Two models were trained, one with a sample segment length of 0.1 seconds and 0.5 seconds. The following videos demonstrate a short performance with each, showing the video as captured by the camera (at a low resolution of 64x48) along with the motiongrams that were passed to the model.

A performance with the 0.5 second model system (audio adjusted for latency)

A performance with the 0.1 second model system (audio adjusted for latency)

The results are rather interesting and not what were expected at the outset of the project. Instead of distinct audio samples, there instead is a shifting textural quality to the sound over a droning bass that occasionally changes pitch. There is also a repeated phrase underlying all of the segments. The VAE also adds a lot of noise, but this isn’t spread evenly throughout the frequency spectrum. Instead, this is mostly found in the higher frequency bands.

Looking at several characteristics of the sound and motion, it’s possible to see that the element best captured by the models was the link between the quantity of motion and the dynamics of the audio segment, with larger motion resulting in a louder segment. The rhythm is set by the length of the sample segment, meaning that there this element cannot be captured by the model. These three aspects create an interesting collaborative effect when dancing with the system. The timbral and harmonic elements of the texture feel very out of the control of the dancer, while the dynamics feel very manipulable, with the rhythm being set in advance. This creates an effect that one is dancing with the system, and not fully in control of it.

The Issue of Latency

There is an issue when it comes to using motion data as an input for machine learning model in a performance system. There are several figures provided on the maximum latency between motion and sound in a motion controlled system in order to create a sense that motion is creating the resulting sound, ranging from 0.02 to 0.15 seconds (see, e.g. [4], [5]). However, as a machine learning based model requires the motion to be finished before the resulting sound can be generated, the length of the motion itself is already creating latency (for the two models here 0.1 seconds and 0.5 seconds respectively). This is in addition to the time taken by the model to generate the audio, which (on my computer) was around 0.1 seconds for the 0.1 second model and 0.2 seconds for the 0.5 second model. This results in a total latency of around 0.2 seconds for the 0.1 second model and 0.7 seconds for the 0.5 second model, both of which exceed the maximum to create a sense of link between motion and sound.

Although this latency was noticeable for the 0.1 second model, there was still a sense that the motion is creating the alterations in sound. However, for the 0.5 second model the latency was so large that there is a feeling that the system is reacting to the motion, not that the dancer is creating it through their motion. This adds to the feeling that the dancer is dancing with the system instead of controlling it. For the above videos demonstrating the system, the audio was aligned with the motion to remove this latency, in order to show the direct link between the motion and the musical elements.

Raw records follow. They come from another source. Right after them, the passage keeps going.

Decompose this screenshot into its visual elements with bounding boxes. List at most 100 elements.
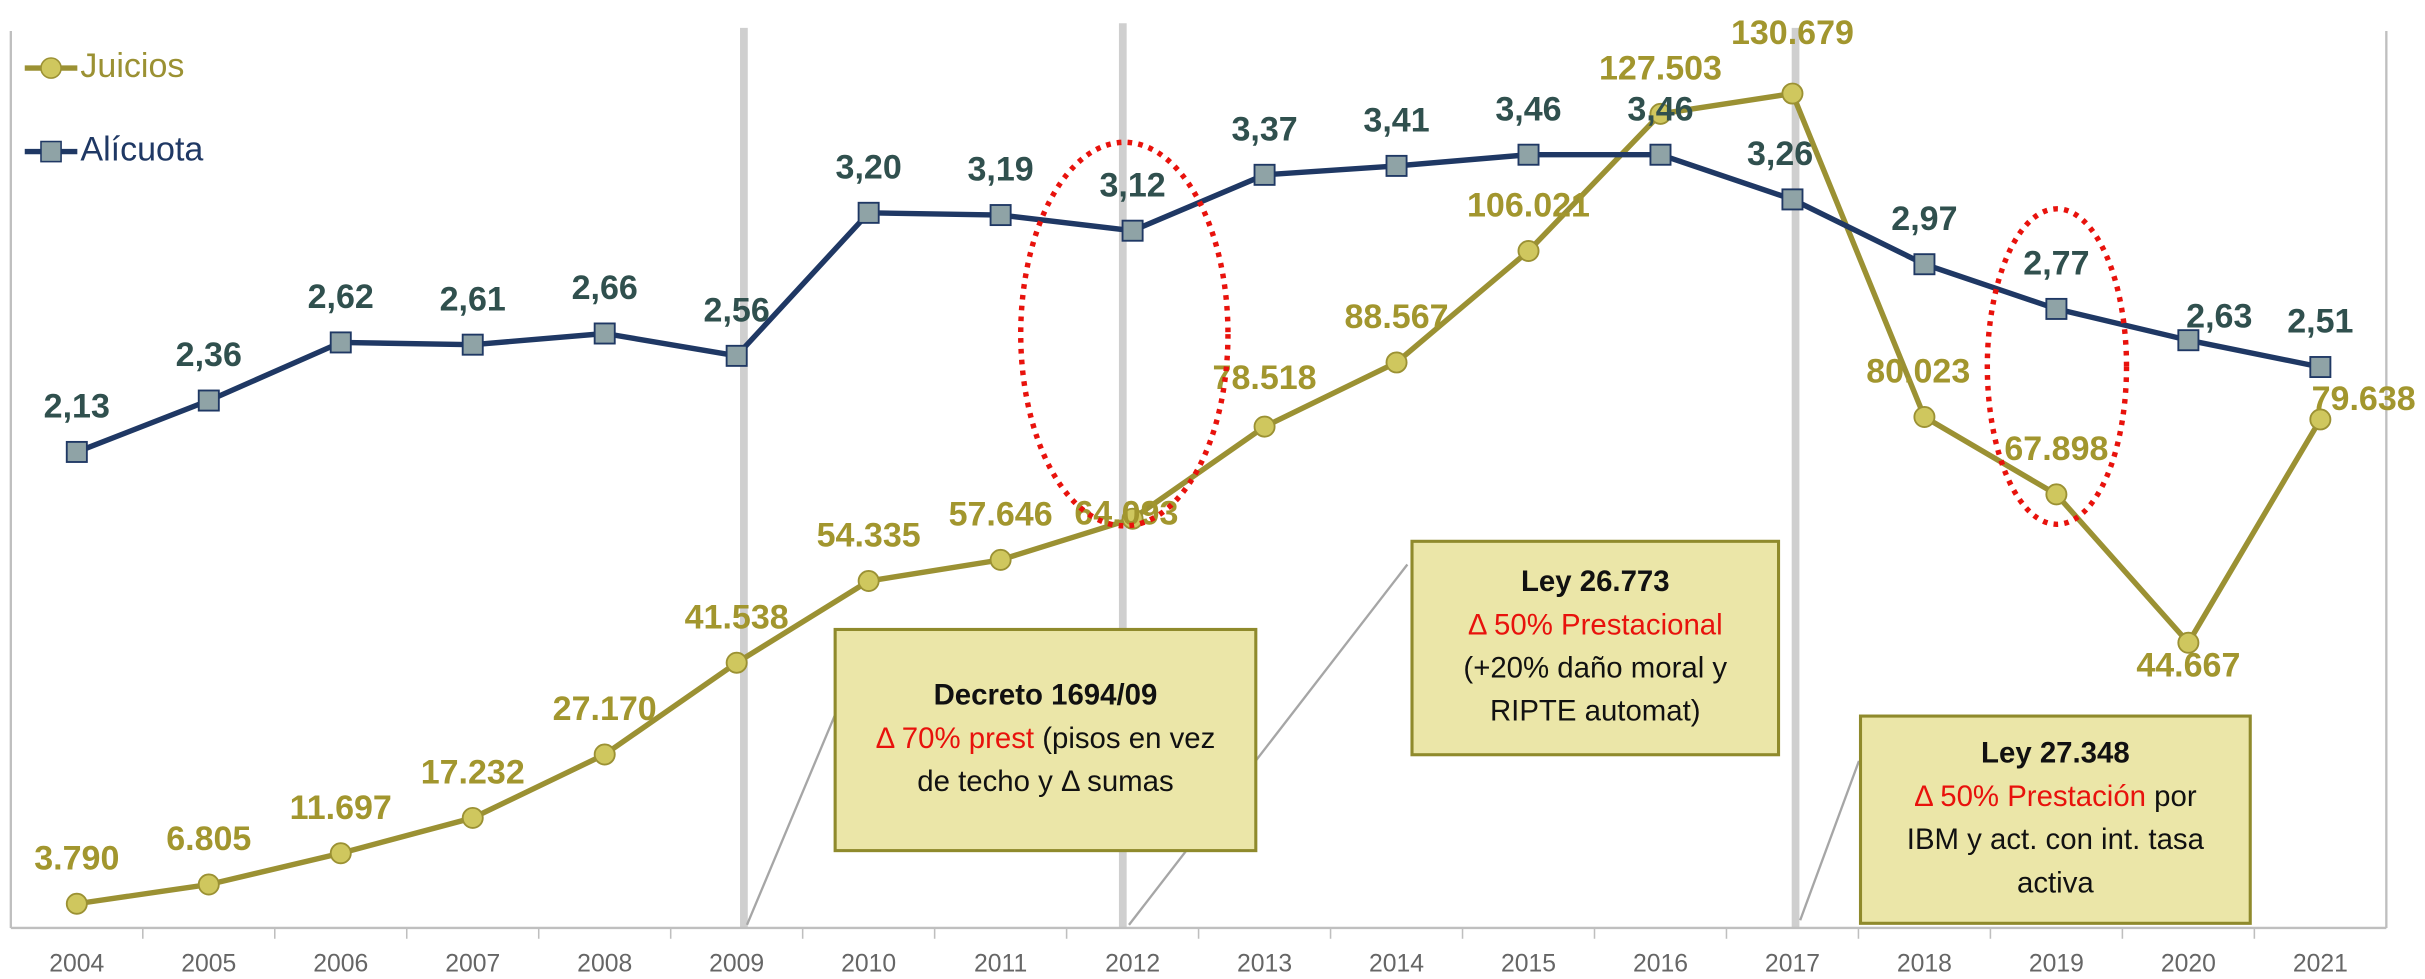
marker [857, 201, 880, 224]
x-tick-label: 2019 [2029, 951, 2084, 978]
data-label: 3,19 [968, 151, 1034, 189]
data-label: 2,61 [440, 280, 506, 318]
data-label: 79.638 [2312, 380, 2416, 418]
marker [329, 842, 352, 865]
x-tick-label: 2010 [841, 951, 896, 978]
annotation-highlight: Δ 70% prest [876, 722, 1034, 755]
marker [989, 204, 1012, 227]
x-tick-label: 2008 [577, 951, 632, 978]
annotation-line: Δ 50% Prestacional [1468, 608, 1723, 641]
marker [1385, 154, 1408, 177]
data-label: 11.697 [290, 789, 392, 827]
data-label: 2,62 [308, 278, 374, 316]
marker [1385, 351, 1408, 374]
marker [1649, 143, 1672, 166]
x-tick-label: 2004 [49, 951, 104, 978]
data-label: 130.679 [1731, 14, 1854, 52]
x-tick-label: 2013 [1237, 951, 1292, 978]
marker [1913, 406, 1936, 428]
annotation-box [1858, 714, 2252, 925]
x-tick-label: 2015 [1501, 951, 1556, 978]
marker [1781, 188, 1804, 211]
marker [1253, 415, 1276, 438]
x-tick-label: 2007 [445, 951, 500, 978]
data-label: 41.538 [685, 598, 789, 636]
annotation-highlight: Δ 50% Prestación [1914, 780, 2146, 813]
marker [593, 322, 616, 345]
x-tick-label: 2021 [2293, 951, 2348, 978]
data-label: 27.170 [553, 690, 657, 728]
marker [1913, 253, 1936, 276]
annotation-highlight: Δ 50% Prestacional [1468, 608, 1723, 641]
highlight-ellipse [1018, 139, 1231, 529]
marker [1649, 102, 1672, 125]
data-label: 80.023 [1866, 353, 1970, 391]
highlight-ellipse [1984, 206, 2130, 528]
plot: 2004 2005 2006 2007 2008 2009 2010 2011 2012 2013… [34, 14, 2415, 978]
data-label: 17.232 [421, 754, 525, 792]
legend: Juicios Alícuota [24, 47, 203, 169]
x-tick-label: 2006 [313, 951, 368, 978]
marker [725, 651, 748, 674]
annotation-line: RIPTE automat) [1490, 695, 1701, 728]
highlight-ellipses [1018, 139, 2130, 529]
x-tick-label: 2016 [1633, 951, 1688, 978]
annotation-title: Decreto 1694/09 [934, 679, 1158, 712]
callout-line [745, 714, 837, 926]
marker [65, 892, 88, 915]
annotation-box [1410, 539, 1781, 757]
annotation-line: Δ 70% prest (pisos en vez [876, 722, 1216, 755]
x-tick-label: 2014 [1369, 951, 1424, 978]
data-label: 2,51 [2287, 303, 2353, 341]
data-label: 2,97 [1891, 200, 1957, 238]
marker [461, 806, 484, 829]
data-label: 2,13 [44, 388, 110, 426]
annotations: Decreto 1694/09 Δ 70% prest (pisos en vez… [833, 539, 2252, 925]
data-label: 106.021 [1467, 187, 1590, 225]
data-label: 78.518 [1213, 359, 1317, 397]
x-tick-label: 2018 [1897, 951, 1952, 978]
series-line [75, 152, 2321, 455]
data-label: 3,20 [836, 149, 902, 187]
data-label: 44.667 [2136, 646, 2240, 684]
marker [1781, 82, 1804, 105]
data-label: 2,63 [2186, 298, 2252, 336]
data-label: 88.567 [1345, 298, 1449, 336]
annotation-box [833, 627, 1258, 853]
data-label: 127.503 [1599, 50, 1722, 88]
marker [329, 331, 352, 354]
data-label: 3,41 [1363, 102, 1429, 140]
marker [197, 873, 220, 896]
marker [2177, 329, 2200, 352]
legend-label: Alícuota [80, 131, 203, 169]
marker [1121, 219, 1144, 242]
data-label: 2,66 [572, 269, 638, 307]
x-tick-label: 2017 [1765, 951, 1820, 978]
marker [1121, 507, 1144, 530]
annotation-line: (+20% daño moral y [1463, 651, 1727, 684]
annotation-line: de techo y Δ sumas [917, 765, 1173, 798]
data-label: 57.646 [949, 496, 1053, 534]
annotation-text: por [2146, 780, 2197, 813]
legend-label: Juicios [80, 47, 184, 85]
data-label: 3,46 [1495, 90, 1561, 128]
legend-marker [40, 57, 62, 79]
annotation-line: Δ 50% Prestación por [1914, 780, 2197, 813]
marker [2177, 631, 2200, 654]
x-tick-label: 2011 [974, 951, 1027, 978]
marker [2309, 408, 2332, 431]
data-label: 6.805 [166, 820, 251, 858]
annotation-line: activa [2017, 866, 2094, 899]
legend-marker [40, 140, 62, 163]
marker [461, 333, 484, 356]
data-label: 3,26 [1747, 135, 1813, 173]
data-label: 3,46 [1627, 90, 1693, 128]
marker [593, 743, 616, 766]
data-label: 2,36 [176, 336, 242, 374]
data-label: 54.335 [817, 517, 921, 555]
data-label: 2,56 [704, 292, 770, 330]
marker [725, 344, 748, 367]
marker [1517, 143, 1540, 166]
callout-lines [745, 563, 1861, 926]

The code for a pipeline system to capture the video and audio for a dataset, train a model and perform with it can be downloaded here.

Sources

[1] D. P. Kingma and M. Welling, ‘Auto-Encoding Variational Bayes’, 2013, doi: 10.48550/ARXIV.1312.6114.

[2] A. R. Jensenius, ‘Action-sound: Developing me-thods and tools to study music-related body movement’, Ph.D Thesis, University of Oslo, Oslo, 2007. [Online]. Available: https://www.duo.uio.no/bitstream/handle/10852/27149/jensenius-phd.pdf?sequence=1&isAllowed=y

[3] A. R. Jensenius, ‘Some Video Abstraction Techniques for Displaying Body Movement in Analysis and Performance’, Leonardo, vol. 46, Feb. 2013, doi: 10.2307/23468117.

[4] T. Mäki-patola and P. Hämäläinen, ‘Latency Tolerance for Gesture Controlled Continuous Sound Instrument Without Tactile Feedback’, in Proc. International Computer Music Conference (ICMC, 2004, pp. 1–5.

[5] R. Gehlhaar, ‘Sound= Space: an interactive musical environment’, Contemporary Music Review, vol. 6, no. 1, pp. 59–72, 1991.